Oh, Barcelona. By the time we arrived, we’d spent almost a week in Spain, visiting Madrid, San Sebastián, Pamplona, and Zaragoza, and while we loved every city for different reasons, it really did feel like we were saving the best for last. Everyone we knew who’d been to Spain kept telling us before we’d even left, as did everyone we met during our trip. Usually it sounded like, “You’re going to love Spain! All of it is so great. But Barcelona is just…” and they’d trail off, a dreamy look on their faces, unable to find the right words to adequately describe exactly what it is about the Catalan capital that makes everyone fall in love with it. Frankly, I’m having the same problem.
After dropping of our trusty rental car in the middle of town, we checked into our first of two hotels, a furnished apartment near the beach. After spending so much time in smaller, quieter cities and towns, we thought staying just outside of the main downtown area for a few nights would provide a more gentle transition, an easing-in to Barcelona. We stayed at Lugaris Beach, in El Poblenou, a wonderfully local and off-the-beatn track neighborhood north of Barceloneta. It was a five minute walk to the metro, and just a few stops to the main part of the city, but also directly across the street from a beach. The apartment had a full kitchen, which meant Jamal got to cook dinner for us one night, after we went shopping on the Rambla at small grocers. After dinner, we spotted from our window a pop-up amusement park up the beach, and knew we had to check it out. Jamal rode the bumper cars (I literally haven’t laughed so hard in years), won me a bracelet popping balloons with darts, and we shared a mojito at 11pm. The next night, we had the best meal of our lives at El 58 a few minutes from our apartment; the ceviche alone is worth the airfare back.

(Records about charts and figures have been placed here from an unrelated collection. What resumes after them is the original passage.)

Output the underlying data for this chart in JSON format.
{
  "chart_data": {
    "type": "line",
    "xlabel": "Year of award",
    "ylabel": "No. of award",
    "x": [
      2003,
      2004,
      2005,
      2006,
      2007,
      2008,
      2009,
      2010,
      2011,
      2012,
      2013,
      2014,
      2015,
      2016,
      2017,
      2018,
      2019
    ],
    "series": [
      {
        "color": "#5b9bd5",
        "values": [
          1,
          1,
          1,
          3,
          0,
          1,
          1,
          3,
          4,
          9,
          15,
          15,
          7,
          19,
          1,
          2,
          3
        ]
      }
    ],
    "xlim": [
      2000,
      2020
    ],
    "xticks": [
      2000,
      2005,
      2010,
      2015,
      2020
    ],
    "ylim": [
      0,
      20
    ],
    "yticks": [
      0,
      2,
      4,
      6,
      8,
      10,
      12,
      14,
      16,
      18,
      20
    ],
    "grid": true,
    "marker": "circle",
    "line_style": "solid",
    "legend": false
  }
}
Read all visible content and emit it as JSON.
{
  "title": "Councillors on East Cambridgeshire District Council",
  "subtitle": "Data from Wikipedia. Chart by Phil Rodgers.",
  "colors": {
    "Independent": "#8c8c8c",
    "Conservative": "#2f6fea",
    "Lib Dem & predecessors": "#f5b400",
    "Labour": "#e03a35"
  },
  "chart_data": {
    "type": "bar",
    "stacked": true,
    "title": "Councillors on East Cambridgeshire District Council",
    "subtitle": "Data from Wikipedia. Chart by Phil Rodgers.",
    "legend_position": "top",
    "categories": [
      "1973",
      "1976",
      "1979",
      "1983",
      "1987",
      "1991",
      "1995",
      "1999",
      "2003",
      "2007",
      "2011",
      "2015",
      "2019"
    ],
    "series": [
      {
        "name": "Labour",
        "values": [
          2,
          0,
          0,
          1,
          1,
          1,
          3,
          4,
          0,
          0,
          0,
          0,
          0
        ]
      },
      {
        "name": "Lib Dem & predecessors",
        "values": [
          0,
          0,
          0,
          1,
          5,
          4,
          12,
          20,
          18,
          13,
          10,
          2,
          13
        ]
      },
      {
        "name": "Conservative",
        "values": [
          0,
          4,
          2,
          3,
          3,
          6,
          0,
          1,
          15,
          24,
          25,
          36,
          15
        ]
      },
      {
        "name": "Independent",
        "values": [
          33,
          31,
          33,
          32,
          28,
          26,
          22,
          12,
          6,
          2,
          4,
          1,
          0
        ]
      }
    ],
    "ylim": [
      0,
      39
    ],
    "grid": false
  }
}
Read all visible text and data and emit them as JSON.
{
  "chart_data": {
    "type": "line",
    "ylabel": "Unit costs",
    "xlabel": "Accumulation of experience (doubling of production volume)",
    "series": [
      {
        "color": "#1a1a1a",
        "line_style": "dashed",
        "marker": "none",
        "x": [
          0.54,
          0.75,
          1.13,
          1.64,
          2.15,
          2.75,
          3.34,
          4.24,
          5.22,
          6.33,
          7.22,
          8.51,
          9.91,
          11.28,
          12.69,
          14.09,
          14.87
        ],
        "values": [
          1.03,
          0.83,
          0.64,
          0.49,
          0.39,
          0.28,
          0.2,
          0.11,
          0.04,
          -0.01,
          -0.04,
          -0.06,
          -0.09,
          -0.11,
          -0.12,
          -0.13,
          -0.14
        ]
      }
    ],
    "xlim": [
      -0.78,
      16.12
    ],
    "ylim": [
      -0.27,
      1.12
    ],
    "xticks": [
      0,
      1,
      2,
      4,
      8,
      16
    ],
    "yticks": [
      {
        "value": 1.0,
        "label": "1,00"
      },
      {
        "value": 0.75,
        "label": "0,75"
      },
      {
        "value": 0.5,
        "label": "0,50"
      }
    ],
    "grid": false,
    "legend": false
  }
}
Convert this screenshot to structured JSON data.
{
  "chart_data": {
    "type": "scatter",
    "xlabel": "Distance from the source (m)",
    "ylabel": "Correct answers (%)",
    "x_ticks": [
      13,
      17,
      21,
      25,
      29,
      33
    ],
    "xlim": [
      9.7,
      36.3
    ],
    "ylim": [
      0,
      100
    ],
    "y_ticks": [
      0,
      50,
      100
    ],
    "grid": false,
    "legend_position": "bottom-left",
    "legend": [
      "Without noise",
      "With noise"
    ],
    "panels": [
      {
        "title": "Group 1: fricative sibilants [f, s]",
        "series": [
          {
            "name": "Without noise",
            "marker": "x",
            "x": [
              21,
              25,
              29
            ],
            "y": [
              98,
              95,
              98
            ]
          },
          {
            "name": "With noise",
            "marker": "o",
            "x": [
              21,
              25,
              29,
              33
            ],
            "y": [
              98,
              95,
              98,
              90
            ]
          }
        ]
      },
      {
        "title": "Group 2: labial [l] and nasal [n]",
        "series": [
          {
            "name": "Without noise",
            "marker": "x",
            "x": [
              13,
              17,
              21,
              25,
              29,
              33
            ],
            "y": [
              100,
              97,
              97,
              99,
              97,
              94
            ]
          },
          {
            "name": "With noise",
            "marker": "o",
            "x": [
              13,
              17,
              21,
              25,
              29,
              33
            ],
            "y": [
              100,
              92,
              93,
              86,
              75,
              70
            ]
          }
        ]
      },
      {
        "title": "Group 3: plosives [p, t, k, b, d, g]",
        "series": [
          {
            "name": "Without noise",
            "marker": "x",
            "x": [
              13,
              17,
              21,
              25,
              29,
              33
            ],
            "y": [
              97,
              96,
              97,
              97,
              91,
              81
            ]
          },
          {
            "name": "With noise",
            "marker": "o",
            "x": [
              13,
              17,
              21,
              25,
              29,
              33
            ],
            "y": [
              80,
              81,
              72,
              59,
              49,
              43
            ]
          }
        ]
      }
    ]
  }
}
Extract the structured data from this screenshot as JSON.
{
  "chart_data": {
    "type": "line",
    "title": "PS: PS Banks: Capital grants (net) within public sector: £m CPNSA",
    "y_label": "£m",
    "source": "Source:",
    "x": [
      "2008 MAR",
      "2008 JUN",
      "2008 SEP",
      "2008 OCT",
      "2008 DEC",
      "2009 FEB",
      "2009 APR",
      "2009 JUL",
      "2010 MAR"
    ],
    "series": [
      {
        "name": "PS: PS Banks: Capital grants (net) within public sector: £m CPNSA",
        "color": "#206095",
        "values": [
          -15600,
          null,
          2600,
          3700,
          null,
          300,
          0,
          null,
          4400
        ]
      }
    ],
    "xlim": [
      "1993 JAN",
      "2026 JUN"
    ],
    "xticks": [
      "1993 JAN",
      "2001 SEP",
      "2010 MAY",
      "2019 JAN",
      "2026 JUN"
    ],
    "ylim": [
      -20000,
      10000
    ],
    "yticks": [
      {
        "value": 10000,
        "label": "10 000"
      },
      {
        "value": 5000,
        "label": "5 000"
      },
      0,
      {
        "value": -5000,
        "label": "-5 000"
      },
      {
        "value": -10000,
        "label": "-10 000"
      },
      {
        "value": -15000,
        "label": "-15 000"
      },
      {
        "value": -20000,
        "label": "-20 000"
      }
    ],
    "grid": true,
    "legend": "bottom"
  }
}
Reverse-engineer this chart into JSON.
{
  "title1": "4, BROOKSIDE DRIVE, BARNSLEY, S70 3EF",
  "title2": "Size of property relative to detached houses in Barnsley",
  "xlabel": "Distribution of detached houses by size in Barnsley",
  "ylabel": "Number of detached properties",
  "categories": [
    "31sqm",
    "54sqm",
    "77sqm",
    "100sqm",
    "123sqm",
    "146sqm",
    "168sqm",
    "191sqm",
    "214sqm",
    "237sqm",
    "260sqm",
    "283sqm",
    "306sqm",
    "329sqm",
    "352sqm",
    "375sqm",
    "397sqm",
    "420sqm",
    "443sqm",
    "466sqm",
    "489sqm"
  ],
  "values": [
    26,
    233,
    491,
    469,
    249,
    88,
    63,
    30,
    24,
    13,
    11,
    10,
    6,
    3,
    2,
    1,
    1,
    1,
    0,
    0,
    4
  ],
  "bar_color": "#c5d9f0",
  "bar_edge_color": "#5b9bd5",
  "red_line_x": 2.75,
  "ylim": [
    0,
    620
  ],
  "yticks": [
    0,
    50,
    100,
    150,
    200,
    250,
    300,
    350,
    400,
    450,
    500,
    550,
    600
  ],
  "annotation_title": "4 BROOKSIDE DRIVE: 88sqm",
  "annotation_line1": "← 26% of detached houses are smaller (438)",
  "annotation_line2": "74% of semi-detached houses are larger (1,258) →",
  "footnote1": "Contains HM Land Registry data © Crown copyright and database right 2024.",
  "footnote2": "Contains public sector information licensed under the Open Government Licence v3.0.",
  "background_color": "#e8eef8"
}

And of course, we visited the Sagrada Familia. We bought tickets online in advance (the only way to do it; entries are timed, and the wait could stretch up to five hours) which included an audioguide and entry to the Gaudí House Museum in Parc Guell the next day. The church has been under construction for 150 years, and was recently given a completion date of 2026, the 100 year anniversary of the architect’s death. (So we already know the date of our next trip to Barcelona.) It was overwhelming, visually, emotionally, walking into the church and taking in the scale of it. I’m not religious, not by a long shot, but as the daughter of an architect it was hard not to be blown away by the sheer magic of Gaudí’s mind.
We indulged in gelato, had too many glasses of wine, took a trip to Louis Vuitton, a morning stroll along the beach to watch the old men play competitive dominoes, and before we knew it, we had to leave El Poblenou, our lovely local ‘hood, and move downtown.